Figure 4: Diagram of control architecture.
Figure 4: Diagram of control architecture. Source: Pedro Santos, Joel Reis

The fact that the heaviest part of the vehicle is not the propulsion system is worth emphasizing. In most quadrotor-based testbeds, the quadrotor dominates the dynamics; the attached payload is an afterthought. Here, the rocket body is the primary inertial element, which means the control strategies developed have to contend with significant inertia and coupling effects that wouldn't exist in a traditional configuration. This makes the testbed more realistic and the results more transferable to actual aerospace applications.

What's Next

The paper identifies several open questions and avenues for future work. The current platform operates indoors under motion-capture supervision, which provides precise state estimation but limits where experiments can run. Outdoor testing with GPS or visual-inertial localization would expand the operational envelope, though wind and other disturbances would add complexity. The researchers also note that their current disturbance model assumes constant or slowly varying forces; more sophisticated models for gusty wind or flexible-body dynamics could increase robustness.

On the control side, the almost-global stability result comes with a caveat: there exist initial conditions where the system may fail to converge. In practice, these conditions are measure-zero sets that the vehicle is unlikely to encounter by chance, but for safety-critical applications, a globally stable controller—guaranteed to work from any starting point—might be preferable even if it sacrifices some performance. The trade-off between almost-global and global stability is a recurring theme in geometric control, and the QuadRocket provides a testbed to explore it.

The researchers also envision extending the platform to simulate additional launch-vehicle phenomena. Previous work by some of the authors has used quadrotors with attached inverted pendulums to represent aerodynamic instability and fuel sloshing. Adding these effects to the QuadRocket could make it an even more comprehensive testbed for guidance and control algorithms, capturing not just the rigid-body dynamics but also the vibrational modes that plague real rockets.

There are practical considerations too. The current platform uses off-the-shelf components and 3D-printed parts, making it relatively inexpensive and easy to reproduce. But it requires an expensive motion-capture system for state estimation. Developing visual-inertial estimation algorithms that work on a single onboard computer would reduce cost and complexity, bringing the platform within reach of more laboratories and potentially even commercial applications.

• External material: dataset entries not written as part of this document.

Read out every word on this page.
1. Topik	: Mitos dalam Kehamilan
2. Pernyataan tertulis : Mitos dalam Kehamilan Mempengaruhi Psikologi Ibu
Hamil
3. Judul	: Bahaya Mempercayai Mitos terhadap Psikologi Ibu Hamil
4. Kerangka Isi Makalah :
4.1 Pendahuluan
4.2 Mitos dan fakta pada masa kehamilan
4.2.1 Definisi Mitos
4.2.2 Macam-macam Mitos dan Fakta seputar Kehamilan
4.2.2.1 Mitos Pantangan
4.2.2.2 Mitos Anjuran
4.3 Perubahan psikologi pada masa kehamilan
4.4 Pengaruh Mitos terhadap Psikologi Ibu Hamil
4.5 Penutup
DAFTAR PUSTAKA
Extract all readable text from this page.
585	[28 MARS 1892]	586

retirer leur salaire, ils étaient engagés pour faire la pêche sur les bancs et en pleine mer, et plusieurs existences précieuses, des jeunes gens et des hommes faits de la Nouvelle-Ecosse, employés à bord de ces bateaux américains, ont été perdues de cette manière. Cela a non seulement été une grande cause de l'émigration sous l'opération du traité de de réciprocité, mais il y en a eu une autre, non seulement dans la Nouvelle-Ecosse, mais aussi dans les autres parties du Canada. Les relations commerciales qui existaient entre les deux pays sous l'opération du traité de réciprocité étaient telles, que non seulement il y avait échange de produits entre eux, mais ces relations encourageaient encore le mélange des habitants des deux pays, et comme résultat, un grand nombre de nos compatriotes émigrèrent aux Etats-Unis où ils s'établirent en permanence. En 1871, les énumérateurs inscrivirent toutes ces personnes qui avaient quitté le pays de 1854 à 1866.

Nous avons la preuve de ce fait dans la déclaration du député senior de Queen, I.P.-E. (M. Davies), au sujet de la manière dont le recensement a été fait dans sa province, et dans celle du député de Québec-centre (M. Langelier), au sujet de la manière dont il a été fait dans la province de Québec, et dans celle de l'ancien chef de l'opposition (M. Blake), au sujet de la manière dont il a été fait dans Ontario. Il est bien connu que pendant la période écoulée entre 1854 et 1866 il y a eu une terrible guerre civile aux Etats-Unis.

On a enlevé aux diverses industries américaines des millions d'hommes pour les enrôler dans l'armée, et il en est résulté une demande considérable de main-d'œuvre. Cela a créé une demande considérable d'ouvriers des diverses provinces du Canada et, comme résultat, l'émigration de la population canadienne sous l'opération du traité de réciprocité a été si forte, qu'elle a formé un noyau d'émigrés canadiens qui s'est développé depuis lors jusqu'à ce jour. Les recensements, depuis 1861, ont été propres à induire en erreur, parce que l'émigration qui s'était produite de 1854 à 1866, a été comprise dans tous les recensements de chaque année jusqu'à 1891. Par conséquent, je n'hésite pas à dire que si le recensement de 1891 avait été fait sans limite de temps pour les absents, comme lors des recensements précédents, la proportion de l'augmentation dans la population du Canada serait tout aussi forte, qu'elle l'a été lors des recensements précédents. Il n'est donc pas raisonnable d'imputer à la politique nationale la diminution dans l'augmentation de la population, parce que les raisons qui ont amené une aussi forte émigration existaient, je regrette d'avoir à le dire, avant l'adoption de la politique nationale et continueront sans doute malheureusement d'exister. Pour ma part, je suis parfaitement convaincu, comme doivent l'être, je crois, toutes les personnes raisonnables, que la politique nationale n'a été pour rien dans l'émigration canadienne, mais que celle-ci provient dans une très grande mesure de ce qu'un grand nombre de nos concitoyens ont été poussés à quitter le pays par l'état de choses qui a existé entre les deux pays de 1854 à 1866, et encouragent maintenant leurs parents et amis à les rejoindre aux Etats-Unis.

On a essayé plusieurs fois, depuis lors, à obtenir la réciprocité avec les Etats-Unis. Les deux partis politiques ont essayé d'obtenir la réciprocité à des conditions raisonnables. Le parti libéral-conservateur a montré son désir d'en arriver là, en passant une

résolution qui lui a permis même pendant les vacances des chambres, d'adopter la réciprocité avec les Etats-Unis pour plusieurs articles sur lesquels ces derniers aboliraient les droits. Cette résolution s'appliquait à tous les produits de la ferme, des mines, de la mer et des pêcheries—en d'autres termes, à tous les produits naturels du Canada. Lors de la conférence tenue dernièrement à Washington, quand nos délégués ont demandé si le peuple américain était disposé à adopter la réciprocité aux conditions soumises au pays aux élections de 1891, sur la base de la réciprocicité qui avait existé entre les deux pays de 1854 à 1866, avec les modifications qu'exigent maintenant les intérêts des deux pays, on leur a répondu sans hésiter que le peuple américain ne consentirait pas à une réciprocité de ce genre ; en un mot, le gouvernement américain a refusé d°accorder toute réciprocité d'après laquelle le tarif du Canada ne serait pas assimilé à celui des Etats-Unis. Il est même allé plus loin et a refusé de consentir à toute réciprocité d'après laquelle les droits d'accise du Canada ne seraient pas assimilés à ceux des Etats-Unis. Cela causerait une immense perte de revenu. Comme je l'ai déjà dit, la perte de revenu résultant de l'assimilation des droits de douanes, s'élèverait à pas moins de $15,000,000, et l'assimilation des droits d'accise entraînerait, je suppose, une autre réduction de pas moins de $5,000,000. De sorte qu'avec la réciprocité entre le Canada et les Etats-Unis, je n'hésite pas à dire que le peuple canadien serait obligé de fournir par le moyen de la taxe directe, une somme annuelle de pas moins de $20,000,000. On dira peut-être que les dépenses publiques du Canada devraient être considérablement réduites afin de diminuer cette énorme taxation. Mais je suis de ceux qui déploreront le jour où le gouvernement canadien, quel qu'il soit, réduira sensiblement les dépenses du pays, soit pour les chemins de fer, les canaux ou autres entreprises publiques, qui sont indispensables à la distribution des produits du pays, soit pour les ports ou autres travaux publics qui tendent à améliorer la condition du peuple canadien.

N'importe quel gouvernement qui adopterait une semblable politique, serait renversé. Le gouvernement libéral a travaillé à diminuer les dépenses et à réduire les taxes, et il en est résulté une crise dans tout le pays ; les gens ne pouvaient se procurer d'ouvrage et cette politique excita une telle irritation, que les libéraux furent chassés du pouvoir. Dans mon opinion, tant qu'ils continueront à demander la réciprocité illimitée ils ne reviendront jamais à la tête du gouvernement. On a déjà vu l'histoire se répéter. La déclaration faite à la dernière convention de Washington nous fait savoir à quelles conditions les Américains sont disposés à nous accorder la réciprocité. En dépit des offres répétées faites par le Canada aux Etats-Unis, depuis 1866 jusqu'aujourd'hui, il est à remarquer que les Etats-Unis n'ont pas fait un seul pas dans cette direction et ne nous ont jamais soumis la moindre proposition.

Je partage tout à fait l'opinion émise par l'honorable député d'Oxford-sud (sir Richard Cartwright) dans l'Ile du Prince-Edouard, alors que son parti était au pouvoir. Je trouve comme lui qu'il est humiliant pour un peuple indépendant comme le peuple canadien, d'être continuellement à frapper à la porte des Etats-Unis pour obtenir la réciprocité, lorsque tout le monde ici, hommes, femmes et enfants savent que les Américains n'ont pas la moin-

The broader question is what happens when control algorithms proven on platforms like the QuadRocket make their way into actual aerospace systems. The path from laboratory demonstration to flight certification is long and full of regulatory hurdles. But testbeds like this lower the barrier to developing and debugging new algorithms, which could eventually accelerate the pace of innovation in launch-vehicle guidance. Whether that's through cheaper access to space, more reliable rockets, or entirely new mission profiles, the implications extend well beyond the 1.55 kilograms of carbon fiber and aluminum hovering in a University of Macau laboratory.

"By making the attached structure the largest contributor to the system, the QuadRocket better mimics the dynamics of an actual launch vehicle."